La noche de reyes. Mariano volvía feliz, cargado con tres pesadas cajas en las que tenía todo el trabajo que debía tener terminado para el lunes. Era demasiado pero a él no le importaba porque gracias al adelanto había podido comprarle a Martín ese par de patines que si bien no eran los que el había pedido se parecían bastante. Miró su reloj, era medianoche. Su mujer y su hijo ya estarían durmiendo. El calor era insoportable. Bajó del 501 con todos los paquetes y comenzó a caminar hacia su casa. Lo sorprendió un relampago en medio del horizonte. Le pareció una señal de buen augurio la inminencia de la lluvia que les daría un poco de aire fresco después de casi dos semanas con más de treinta y cinco grados. La lluvia traía el aire, Mariano el trabajo bajo sus brazos y la esperanza de que todo por fin iba a cambiar para bien.

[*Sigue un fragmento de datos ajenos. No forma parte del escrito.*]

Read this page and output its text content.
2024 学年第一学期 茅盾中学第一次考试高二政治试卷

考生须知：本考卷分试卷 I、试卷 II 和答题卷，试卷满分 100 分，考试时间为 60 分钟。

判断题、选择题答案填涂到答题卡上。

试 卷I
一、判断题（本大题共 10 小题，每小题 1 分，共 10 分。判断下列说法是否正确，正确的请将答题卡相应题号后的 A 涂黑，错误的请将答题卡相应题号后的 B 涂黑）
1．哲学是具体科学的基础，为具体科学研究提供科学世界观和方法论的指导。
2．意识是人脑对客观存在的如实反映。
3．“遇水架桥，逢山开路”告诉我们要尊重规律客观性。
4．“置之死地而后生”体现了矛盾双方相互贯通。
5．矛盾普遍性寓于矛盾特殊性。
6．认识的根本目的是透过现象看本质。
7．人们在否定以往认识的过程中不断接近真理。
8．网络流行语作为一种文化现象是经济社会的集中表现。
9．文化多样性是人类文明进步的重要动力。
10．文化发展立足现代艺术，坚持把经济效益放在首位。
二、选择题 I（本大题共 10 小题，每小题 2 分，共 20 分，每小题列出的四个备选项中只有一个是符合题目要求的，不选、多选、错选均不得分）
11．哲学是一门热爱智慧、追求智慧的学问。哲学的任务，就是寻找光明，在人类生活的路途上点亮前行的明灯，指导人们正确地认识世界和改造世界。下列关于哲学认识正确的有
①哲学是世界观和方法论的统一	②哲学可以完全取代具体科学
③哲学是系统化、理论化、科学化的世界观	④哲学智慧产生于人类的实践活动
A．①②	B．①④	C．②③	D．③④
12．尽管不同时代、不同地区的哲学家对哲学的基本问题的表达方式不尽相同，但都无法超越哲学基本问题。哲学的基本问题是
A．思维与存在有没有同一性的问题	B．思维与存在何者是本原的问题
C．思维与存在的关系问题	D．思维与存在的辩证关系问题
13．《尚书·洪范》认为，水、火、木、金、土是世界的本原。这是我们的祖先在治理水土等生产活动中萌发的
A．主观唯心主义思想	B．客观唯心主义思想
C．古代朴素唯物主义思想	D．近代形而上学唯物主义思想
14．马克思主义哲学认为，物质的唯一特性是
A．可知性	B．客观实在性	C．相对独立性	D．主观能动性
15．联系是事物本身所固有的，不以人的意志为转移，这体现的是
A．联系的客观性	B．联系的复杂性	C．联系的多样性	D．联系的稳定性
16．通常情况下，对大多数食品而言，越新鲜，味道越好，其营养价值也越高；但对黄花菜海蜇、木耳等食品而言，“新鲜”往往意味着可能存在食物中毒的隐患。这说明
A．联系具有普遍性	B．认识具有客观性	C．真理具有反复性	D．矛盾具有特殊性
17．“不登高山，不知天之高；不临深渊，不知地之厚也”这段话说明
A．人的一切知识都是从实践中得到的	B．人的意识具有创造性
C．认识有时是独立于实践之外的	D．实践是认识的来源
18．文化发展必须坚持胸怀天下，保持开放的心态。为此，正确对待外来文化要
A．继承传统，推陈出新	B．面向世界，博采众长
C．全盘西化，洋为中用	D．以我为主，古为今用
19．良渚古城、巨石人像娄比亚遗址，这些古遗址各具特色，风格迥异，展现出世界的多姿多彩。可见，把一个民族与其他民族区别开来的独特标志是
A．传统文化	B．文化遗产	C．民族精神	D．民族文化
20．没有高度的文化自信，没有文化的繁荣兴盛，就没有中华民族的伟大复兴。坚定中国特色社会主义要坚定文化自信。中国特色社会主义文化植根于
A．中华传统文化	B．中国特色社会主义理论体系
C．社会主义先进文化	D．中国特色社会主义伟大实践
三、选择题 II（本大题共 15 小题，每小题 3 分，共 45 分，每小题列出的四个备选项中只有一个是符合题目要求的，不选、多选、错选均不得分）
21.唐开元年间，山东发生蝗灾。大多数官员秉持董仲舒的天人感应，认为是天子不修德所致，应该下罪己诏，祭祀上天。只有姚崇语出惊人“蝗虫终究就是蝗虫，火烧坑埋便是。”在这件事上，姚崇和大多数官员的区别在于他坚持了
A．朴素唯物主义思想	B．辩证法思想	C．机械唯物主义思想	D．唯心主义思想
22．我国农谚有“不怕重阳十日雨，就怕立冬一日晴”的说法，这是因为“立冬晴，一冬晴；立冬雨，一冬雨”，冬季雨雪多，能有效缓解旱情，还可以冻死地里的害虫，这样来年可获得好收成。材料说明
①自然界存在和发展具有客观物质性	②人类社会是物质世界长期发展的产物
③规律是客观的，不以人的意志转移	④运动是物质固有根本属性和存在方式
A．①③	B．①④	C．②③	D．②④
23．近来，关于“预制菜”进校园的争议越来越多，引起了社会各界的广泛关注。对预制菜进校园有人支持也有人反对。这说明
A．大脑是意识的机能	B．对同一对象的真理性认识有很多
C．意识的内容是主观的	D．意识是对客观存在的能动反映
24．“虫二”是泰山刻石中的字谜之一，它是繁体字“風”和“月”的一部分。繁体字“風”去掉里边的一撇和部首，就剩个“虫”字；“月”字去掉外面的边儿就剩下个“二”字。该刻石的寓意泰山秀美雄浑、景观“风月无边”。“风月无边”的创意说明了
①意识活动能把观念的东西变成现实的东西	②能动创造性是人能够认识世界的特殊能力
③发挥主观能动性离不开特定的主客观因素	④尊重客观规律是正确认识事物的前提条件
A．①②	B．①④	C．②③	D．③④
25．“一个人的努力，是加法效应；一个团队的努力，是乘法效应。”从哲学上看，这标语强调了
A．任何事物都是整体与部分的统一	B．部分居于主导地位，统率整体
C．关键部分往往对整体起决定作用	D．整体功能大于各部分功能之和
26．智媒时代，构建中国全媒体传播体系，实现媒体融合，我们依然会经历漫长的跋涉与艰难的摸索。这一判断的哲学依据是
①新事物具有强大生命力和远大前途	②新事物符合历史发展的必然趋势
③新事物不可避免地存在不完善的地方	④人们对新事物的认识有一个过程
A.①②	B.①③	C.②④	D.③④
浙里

El aire comenzaba a ponerse más denso a la vez que gruesos nubarrones cubrían todo el cielo. Tropezó con una piedra cayéndolese los tres paquetes y los patines. Cuando se estaba levantando los vio frente suyo. Eran tres. Uno le quitó los paquetes mientras los otros dos lo pateaban de los dos lados. No le importaba tanto que se llevaran el trabajo o el poco dinero que tenía pero lo que lo llevó a reaccionar fue que le quitaran la caja de los patines. Tomó de la pierna al que la tenía y entonces sucedió. Uno. Dos. Tres disparos en la cabeza. La oscuridad, la imagen de Lucía y Martín esfumándose hasta no ser nada.
Uno de los atacantes al abrir el paquete dijo: “¿Nada más?” y dejó los patines junto al cuerpo. Los otros paquetes tampoco les interesaron. Tomaron diez  pesos y las monedas del bolsillo de Mariano y se fueron tranquilos caminando.
Las primeras gotas empezaron a caer y los vecinos agobiados por tanto calor salieron a la calle a mojarse mirando al cielo y dándole gracias por ese regalo que les daba. Todos menos Martín que miraba al cielo y en su inmensidad sin saberlo buscaba a quien ya no estaba.